Taps and clicks are completely compatible and the only issues come from multitouch interfaces but even they can work well with substitutions like scroll to zoom instead of pinch to zoom.
Besides, the web has been first-class on both platforms for quite some time now and interfaces that work well on both are pretty much ubiquitous. It comes with added benefit of UI familiarity, be it a Web UI or mobile UI.
Therefore, I think the current issues in some apps are not fundamental but simply bad design choices that can be fixed with better adaptations.
I also don't expect quick and complete re-write of the established apps as re-write with a new UI framework is a common death sentence.

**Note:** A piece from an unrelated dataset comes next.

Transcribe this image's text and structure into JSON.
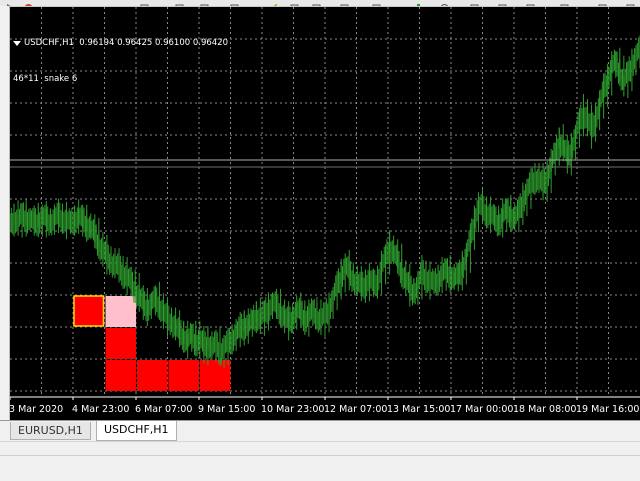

I don't think Apple lost their religion. I think Catalyst/SwiftUI were created as an answer to desktop applications moving to Electron. Moving to web-based applications significantly reduces the value proposition of macOS and to some extend also iPadOS/iOS. Most likely, a SwiftUI app will still be a better macOS app than an Electron app. And if you can use a single framework across Macs/iPhones/iPads, it might entice developers to use SwiftUI for Apple platforms instead.
IMO, Catalyst and SwiftUI (at least so far) are a regression compared to good-old AppKit apps. But the world has changed, and I'd rather have a Mac/iOS world with SwiftUI apps than one with Electron/Ionic/whatever apps. At least the SwiftUI apps will look somewhat consistent and provide stronger platform integration.
How is it an answer? Electron gives the developer the same code for the web and for Microsoft Windows. Catalyst and SwiftUI give the developer none of theses.